Section 04

Key Innovations

What makes our approach different from a standard rover build.

POWER

Bottom-mounted solar panels

The panels sit on the underside of the rover. Because the rocker-bogie suspension is flexible, the panels can tilt upward to catch sunlight even when the sun sits low on the horizon — like on the lunar south pole. This is the opposite of where most designs place them, and it works because of how the suspension geometry shifts.

COMMS

LoRa fallback communication

When the rover moves beyond WiFi range (which happens quickly in field conditions), it automatically falls back to LoRa. This gives astronauts basic command capability up to ~1 km without any manual switching.
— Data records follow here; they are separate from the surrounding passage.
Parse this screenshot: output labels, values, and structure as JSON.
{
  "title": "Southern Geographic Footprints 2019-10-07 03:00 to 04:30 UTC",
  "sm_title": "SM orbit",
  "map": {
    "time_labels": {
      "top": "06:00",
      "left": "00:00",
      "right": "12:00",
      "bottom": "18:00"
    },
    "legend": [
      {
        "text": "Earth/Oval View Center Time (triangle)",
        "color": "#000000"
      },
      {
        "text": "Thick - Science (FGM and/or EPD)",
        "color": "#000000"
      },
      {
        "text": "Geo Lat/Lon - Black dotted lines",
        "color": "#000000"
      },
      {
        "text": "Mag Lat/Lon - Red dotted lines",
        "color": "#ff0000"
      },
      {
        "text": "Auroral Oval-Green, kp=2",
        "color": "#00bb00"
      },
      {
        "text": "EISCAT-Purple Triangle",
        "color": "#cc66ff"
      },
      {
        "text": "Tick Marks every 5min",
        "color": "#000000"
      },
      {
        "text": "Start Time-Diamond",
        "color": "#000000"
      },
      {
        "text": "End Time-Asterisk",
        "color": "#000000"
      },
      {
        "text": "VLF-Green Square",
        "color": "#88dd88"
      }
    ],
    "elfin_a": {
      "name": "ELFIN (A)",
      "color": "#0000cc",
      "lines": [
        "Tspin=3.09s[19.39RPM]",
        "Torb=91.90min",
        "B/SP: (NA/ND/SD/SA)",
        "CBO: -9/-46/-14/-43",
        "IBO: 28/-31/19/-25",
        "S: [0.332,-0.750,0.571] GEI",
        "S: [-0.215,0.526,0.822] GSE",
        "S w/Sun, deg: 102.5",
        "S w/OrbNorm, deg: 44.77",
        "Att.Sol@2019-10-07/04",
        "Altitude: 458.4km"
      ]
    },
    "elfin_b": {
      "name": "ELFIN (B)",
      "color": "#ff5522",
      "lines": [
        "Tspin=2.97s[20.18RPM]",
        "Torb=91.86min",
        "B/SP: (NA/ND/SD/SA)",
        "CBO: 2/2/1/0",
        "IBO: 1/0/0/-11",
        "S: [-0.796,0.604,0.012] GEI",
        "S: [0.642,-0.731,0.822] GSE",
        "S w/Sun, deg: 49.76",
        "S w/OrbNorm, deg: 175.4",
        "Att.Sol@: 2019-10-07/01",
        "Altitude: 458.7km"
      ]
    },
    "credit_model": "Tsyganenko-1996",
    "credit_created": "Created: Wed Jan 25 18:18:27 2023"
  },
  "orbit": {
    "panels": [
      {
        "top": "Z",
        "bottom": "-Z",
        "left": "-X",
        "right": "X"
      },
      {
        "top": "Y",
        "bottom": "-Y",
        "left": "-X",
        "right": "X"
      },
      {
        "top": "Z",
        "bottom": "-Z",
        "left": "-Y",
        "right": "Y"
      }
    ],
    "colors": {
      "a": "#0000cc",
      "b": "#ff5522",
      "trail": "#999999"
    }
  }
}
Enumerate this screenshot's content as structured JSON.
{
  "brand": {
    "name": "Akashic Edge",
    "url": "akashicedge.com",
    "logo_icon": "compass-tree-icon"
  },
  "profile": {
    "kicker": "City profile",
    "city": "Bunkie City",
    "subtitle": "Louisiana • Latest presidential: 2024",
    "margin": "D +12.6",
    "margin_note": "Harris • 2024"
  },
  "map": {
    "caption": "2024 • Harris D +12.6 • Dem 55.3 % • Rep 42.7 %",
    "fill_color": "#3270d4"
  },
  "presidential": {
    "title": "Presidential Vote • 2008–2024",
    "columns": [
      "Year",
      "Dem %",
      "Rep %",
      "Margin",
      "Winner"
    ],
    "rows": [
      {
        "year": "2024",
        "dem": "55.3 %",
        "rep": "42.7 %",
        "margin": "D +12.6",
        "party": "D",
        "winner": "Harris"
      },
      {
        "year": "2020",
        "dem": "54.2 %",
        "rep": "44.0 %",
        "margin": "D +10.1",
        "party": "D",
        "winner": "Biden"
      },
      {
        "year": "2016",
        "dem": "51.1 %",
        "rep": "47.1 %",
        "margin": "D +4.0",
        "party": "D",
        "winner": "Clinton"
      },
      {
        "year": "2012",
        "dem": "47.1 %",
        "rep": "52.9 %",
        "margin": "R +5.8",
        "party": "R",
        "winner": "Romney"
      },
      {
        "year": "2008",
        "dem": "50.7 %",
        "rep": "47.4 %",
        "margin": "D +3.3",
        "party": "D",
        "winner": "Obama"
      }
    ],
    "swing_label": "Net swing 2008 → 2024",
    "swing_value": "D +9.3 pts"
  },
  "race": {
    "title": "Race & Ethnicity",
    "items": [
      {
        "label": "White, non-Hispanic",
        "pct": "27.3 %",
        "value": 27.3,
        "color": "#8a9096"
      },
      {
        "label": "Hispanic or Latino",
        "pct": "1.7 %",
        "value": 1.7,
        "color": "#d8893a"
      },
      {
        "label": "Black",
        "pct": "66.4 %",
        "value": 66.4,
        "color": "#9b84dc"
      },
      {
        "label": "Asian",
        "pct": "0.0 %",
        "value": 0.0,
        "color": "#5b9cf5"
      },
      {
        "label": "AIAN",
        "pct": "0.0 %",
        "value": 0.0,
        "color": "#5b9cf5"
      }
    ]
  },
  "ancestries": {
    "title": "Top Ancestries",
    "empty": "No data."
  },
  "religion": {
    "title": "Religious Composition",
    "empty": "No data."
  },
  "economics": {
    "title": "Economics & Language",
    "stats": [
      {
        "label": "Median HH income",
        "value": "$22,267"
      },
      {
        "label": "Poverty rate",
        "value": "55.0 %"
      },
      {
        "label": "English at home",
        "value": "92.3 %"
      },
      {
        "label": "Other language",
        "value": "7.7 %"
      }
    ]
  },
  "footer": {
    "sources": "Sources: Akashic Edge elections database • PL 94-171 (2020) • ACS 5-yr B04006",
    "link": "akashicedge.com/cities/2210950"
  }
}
LoRa is low-power and doesn’t need infrastructure — just a transmitter module and a receiver.

SOFTWARE

Astronaut-friendly control app

The rover is controlled through a web app designed for people who aren’t engineers. Predefined commands cover common tasks. There’s also an AI-powered interface that can generate control code dynamically — an astronaut describes what they want the rover to do in plain language, and the system writes the command.

NETWORK

Local-only networking

A laptop hosts a LAN that the rover connects to directly. No internet dependency. This matters because HERA simulations don’t have external network access, and real lunar missions obviously won’t either.

MOBILITY

Half-tread wheel system

Rather than bare wheels or full tank treads, we use a half-tread design. It gives meaningfully more grip than wheels alone (important on loose regolith) without the weight and complexity penalty of full treads. Each of the 6 wheels is independently motored.

MECHANICAL

Powered suspension

The suspension isn’t just passive — it actively adjusts the rover’s body position. It can shift to match terrain angles or orient the chassis toward the sun for better solar charging. This dual purpose (terrain adaptation + power optimization) comes from a single mechanical system.